Purveyor of Bollocks to the Crowned Heads of Europe
Thursday, 19 July 2012
Because I am currently working with materials which are normally alien to me, I am spending more time in builder's merchants than I normally do, and was attracted from quite some distance away in one the other day by these - which I first thought were some sort of scary, comic Dodo-masks being offered to hairy-arsed builders for use during tea-breaks, just to frighten children.
Closer inspection showed them to be a type of staining gadget created specifically for the restoration of garden furniture, and I still don't know if the 'serving suggestion' of right and left hands holding one each was deliberately intended to look like eyes., but I bet they deter shop-lifting in the immediate vicinity.

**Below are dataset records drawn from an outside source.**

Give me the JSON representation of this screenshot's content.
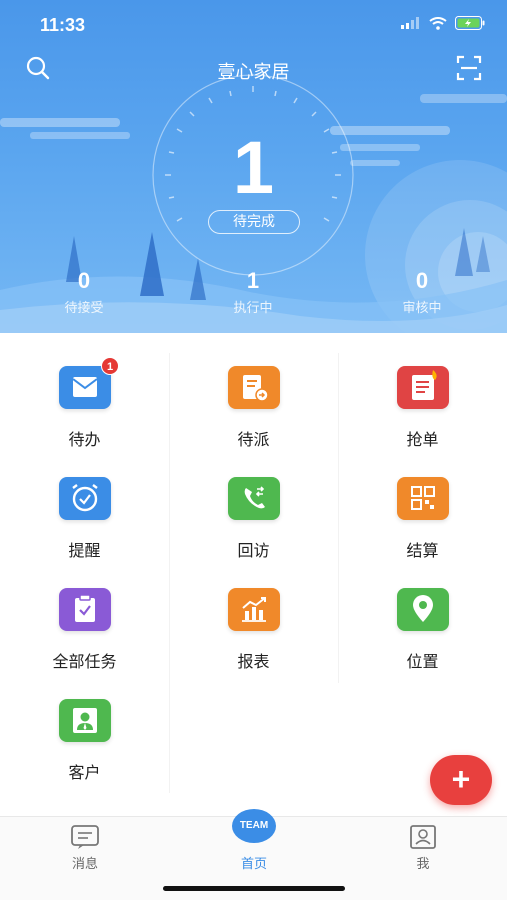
{
  "status_bar": {
    "time": "11:33"
  },
  "header": {
    "title": "壹心家居",
    "pending_count": "1",
    "pending_label": "待完成"
  },
  "stats": [
    {
      "value": "0",
      "label": "待接受"
    },
    {
      "value": "1",
      "label": "执行中"
    },
    {
      "value": "0",
      "label": "审核中"
    }
  ],
  "menu": [
    {
      "label": "待办",
      "icon": "mail-icon",
      "color": "#3b8de6",
      "badge": "1"
    },
    {
      "label": "待派",
      "icon": "dispatch-icon",
      "color": "#f0892a"
    },
    {
      "label": "抢单",
      "icon": "grab-order-icon",
      "color": "#e04444"
    },
    {
      "label": "提醒",
      "icon": "alarm-clock-icon",
      "color": "#3b8de6"
    },
    {
      "label": "回访",
      "icon": "phone-call-icon",
      "color": "#4fb84f"
    },
    {
      "label": "结算",
      "icon": "qr-settle-icon",
      "color": "#f0892a"
    },
    {
      "label": "全部任务",
      "icon": "clipboard-check-icon",
      "color": "#8a5ad6"
    },
    {
      "label": "报表",
      "icon": "chart-report-icon",
      "color": "#f0892a"
    },
    {
      "label": "位置",
      "icon": "location-pin-icon",
      "color": "#4fb84f"
    },
    {
      "label": "客户",
      "icon": "customer-icon",
      "color": "#4fb84f"
    }
  ],
  "fab": {
    "label": "+"
  },
  "tabbar": {
    "messages_label": "消息",
    "team_label": "TEAM",
    "home_label": "首页",
    "me_label": "我"
  }
}
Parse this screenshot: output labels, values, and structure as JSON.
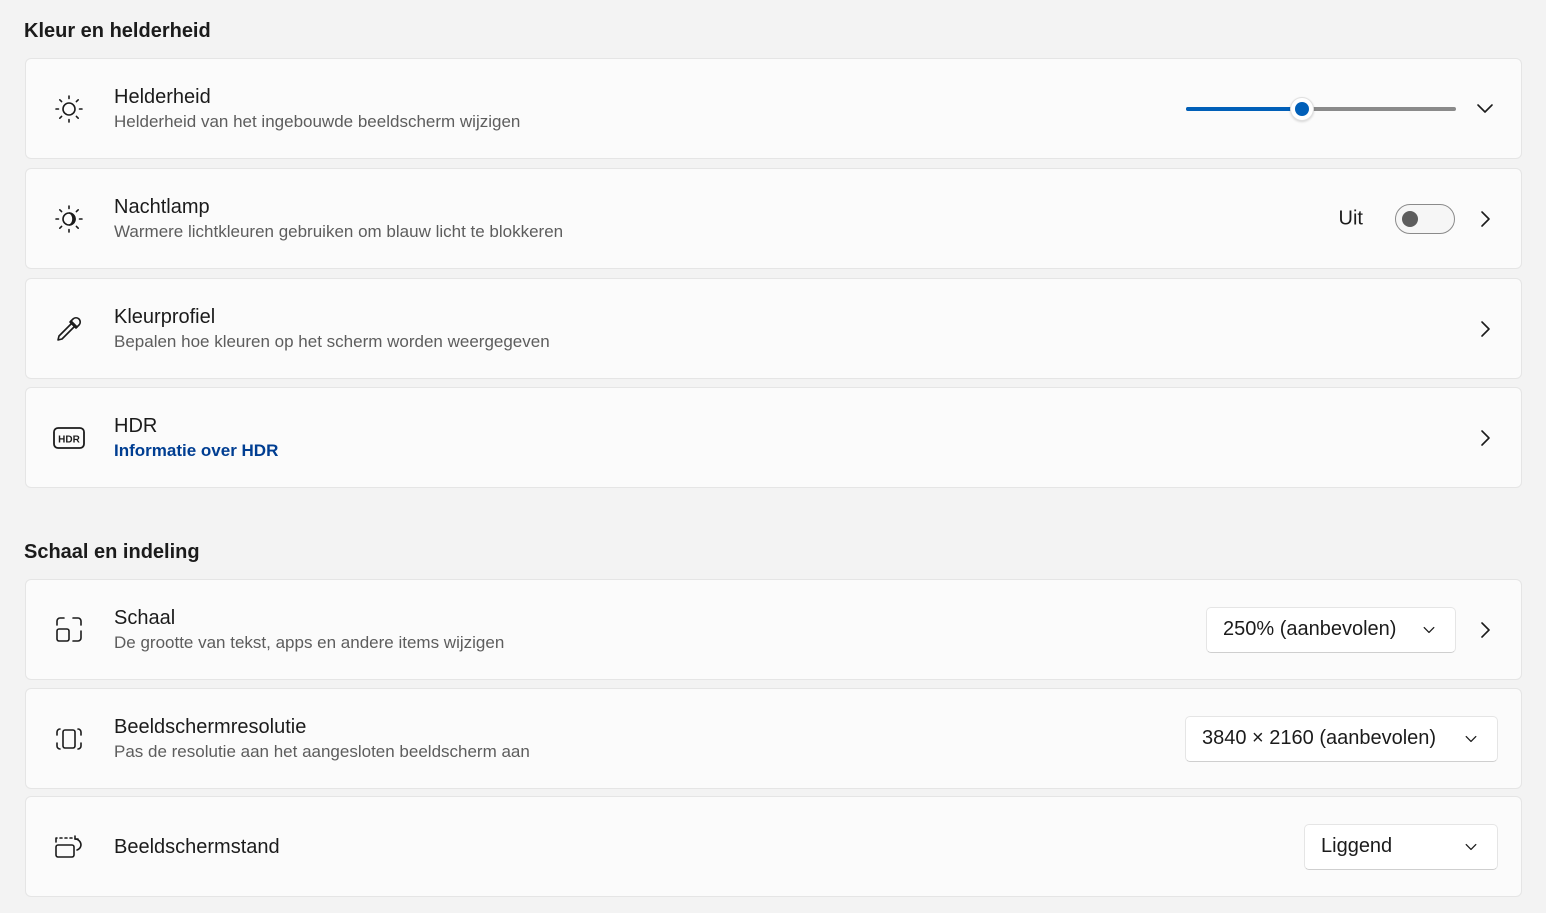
{
  "sections": {
    "color": {
      "title": "Kleur en helderheid"
    },
    "scale": {
      "title": "Schaal en indeling"
    }
  },
  "brightness": {
    "title": "Helderheid",
    "subtitle": "Helderheid van het ingebouwde beeldscherm wijzigen",
    "value_fraction": 0.43,
    "icon": "sun-icon"
  },
  "night_light": {
    "title": "Nachtlamp",
    "subtitle": "Warmere lichtkleuren gebruiken om blauw licht te blokkeren",
    "toggle_label": "Uit",
    "on": false,
    "icon": "night-light-icon"
  },
  "color_profile": {
    "title": "Kleurprofiel",
    "subtitle": "Bepalen hoe kleuren op het scherm worden weergegeven",
    "icon": "eyedropper-icon"
  },
  "hdr": {
    "title": "HDR",
    "link": "Informatie over HDR",
    "icon_text": "HDR",
    "icon": "hdr-icon"
  },
  "scale": {
    "title": "Schaal",
    "subtitle": "De grootte van tekst, apps en andere items wijzigen",
    "value": "250% (aanbevolen)",
    "icon": "scale-icon"
  },
  "resolution": {
    "title": "Beeldschermresolutie",
    "subtitle": "Pas de resolutie aan het aangesloten beeldscherm aan",
    "value": "3840 × 2160 (aanbevolen)",
    "icon": "resolution-icon"
  },
  "orientation": {
    "title": "Beeldschermstand",
    "value": "Liggend",
    "icon": "orientation-icon"
  },
  "colors": {
    "accent": "#005fb8",
    "link": "#003e92",
    "card": "#fbfbfb",
    "background": "#f3f3f3"
  }
}
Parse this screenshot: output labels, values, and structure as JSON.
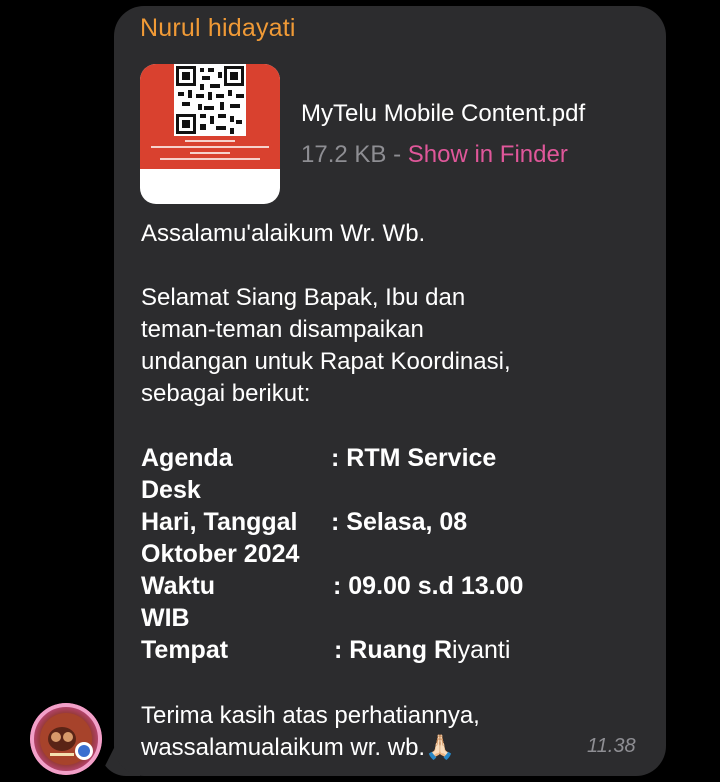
{
  "chat": {
    "sender_name": "Nurul hidayati",
    "timestamp": "11.38"
  },
  "attachment": {
    "file_name": "MyTelu Mobile Content.pdf",
    "file_size": "17.2 KB",
    "separator": " - ",
    "action_label": "Show in Finder",
    "thumbnail_icon": "pdf-thumbnail-qr-icon"
  },
  "message": {
    "greeting": "Assalamu'alaikum Wr. Wb.",
    "body_line_1": "Selamat Siang Bapak, Ibu dan",
    "body_line_2": "teman-teman disampaikan",
    "body_line_3": "undangan untuk Rapat Koordinasi,",
    "body_line_4": "sebagai berikut:",
    "agenda_label": "Agenda",
    "agenda_value": ": RTM Service",
    "agenda_value_cont": "Desk",
    "date_label": "Hari, Tanggal",
    "date_value": ": Selasa, 08",
    "date_value_cont": "Oktober 2024",
    "time_label": "Waktu",
    "time_value": ": 09.00 s.d 13.00",
    "time_value_cont": "WIB",
    "place_label": "Tempat",
    "place_value_bold": ": Ruang R",
    "place_value_rest": "iyanti",
    "closing_line_1": "Terima kasih atas perhatiannya,",
    "closing_line_2": "wassalamualaikum wr. wb.",
    "closing_emoji": "🙏🏻"
  },
  "colors": {
    "sender": "#f09a36",
    "link": "#e0579a",
    "bubble": "#2c2c2e",
    "meta": "#8e8e93"
  }
}
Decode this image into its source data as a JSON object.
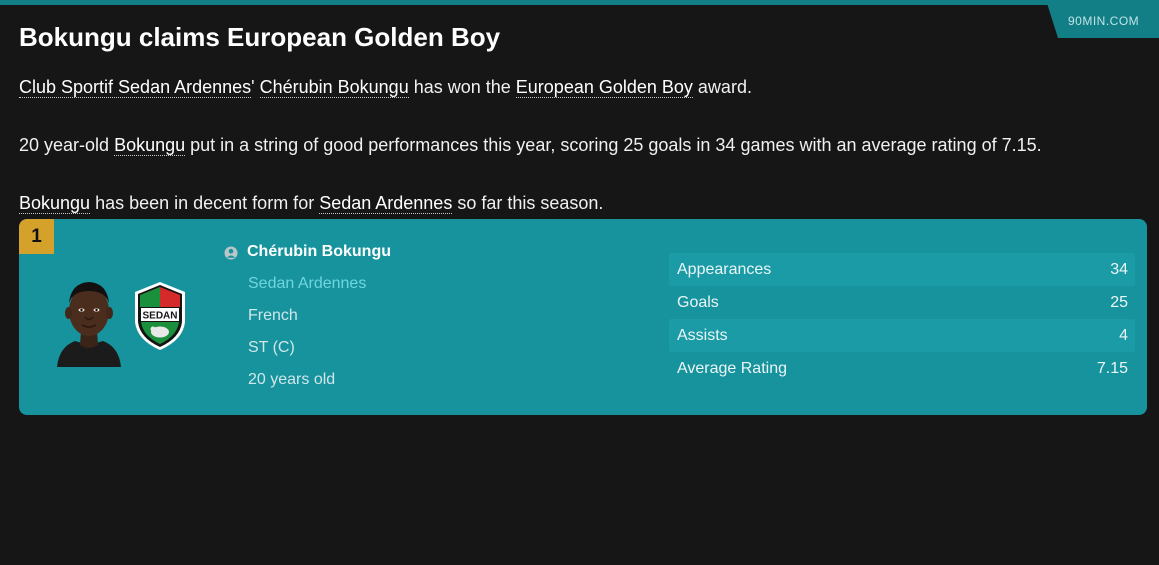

Another place I don't normally have to visit is a specialist plaster suppliers that are hidden in an obscure part of Wiltshire, which is situated on a crease in the road-map as well as a crease in the dramatic and ancient topography, and I set off in the 'new' Volvo on my second attempt to find it unaided. 'Second' because this was not the first time I had driven around in circles trying to locate it and given up after about one hour and 50 miles.
It seems to be my lot to have to get to places which offer at least 15 different, diagonal routes to reach them at the moment, and this is the last of a long line of them, taken when either seeing about a job, or seeking out a replacement Volvo.
It doesn't help that the specialist plaster company is run by a family whose religion requires them to shun technology, so their internet presence is skimpy, although they do give directions on it and answer the phone - yes, they do have a phone - if it rings. I tried calling them on my mobile on the first attempt to find them, and the man almost held my hand as he talked and I drove, telling me to turn left at the next pub. I turned left when I saw the pub, but it must have been the wrong one and I gave up and drove home.
Yesterday, the situation was even more complicated, because as soon as I set off, the rain fell so hard that it cause massive roadside floods and cut visibility down to about 50 yards. After 3/4ths of an hour driving around in it, and having called up my glamorous assistant for directions (he told me to turn left at the pub - which I did), I decided that it was not the best weather to be loading a lot of expensive Plaster of Paris in the car anyway, and I turned around and went home.
Like Platform 9 and three-quarters, I know this place exists because I have visited it many times (with other people), but in my last two attempts I have just bounced off the brick wall, bruising my owl and bending my shopping-trolley, so to speak.
Today, when I have finished writing this, I am going back to Google Maps and printing out a larger scale one of the area, possibly adding a step-by-step, AA route-planner for reassurance. I am constantly amazed at the altruism shown by many contributors to the internet - this company has been pin-pointed on a Google Map by a stranger who has obviously had similar experiences when trying to find it, and likes to see the wheels of commerce revolving as smoothly as possible. I don't think - as already mentioned - that the family-run firm would have done this themselves, so they probably left it to their infidel web-designer.
I got back (from my the pub and my girlie's first shift) last night, to be told by H.I. that she had watched an entire feature film on You Tube which she had been trying to find in DVD form for a couple of years. Someone had gone to the trouble of streaming the film 'Phaedra' (with Melina Mercouri) in high-quality video, for no obvious commercial gain, and H.I. had spent a wet afternoon watching it.
This is what I mean by altruistic behaviour on the net, but there's no such thing as free pornography, even if you do want to watch it - which I don't! Honest! No, really!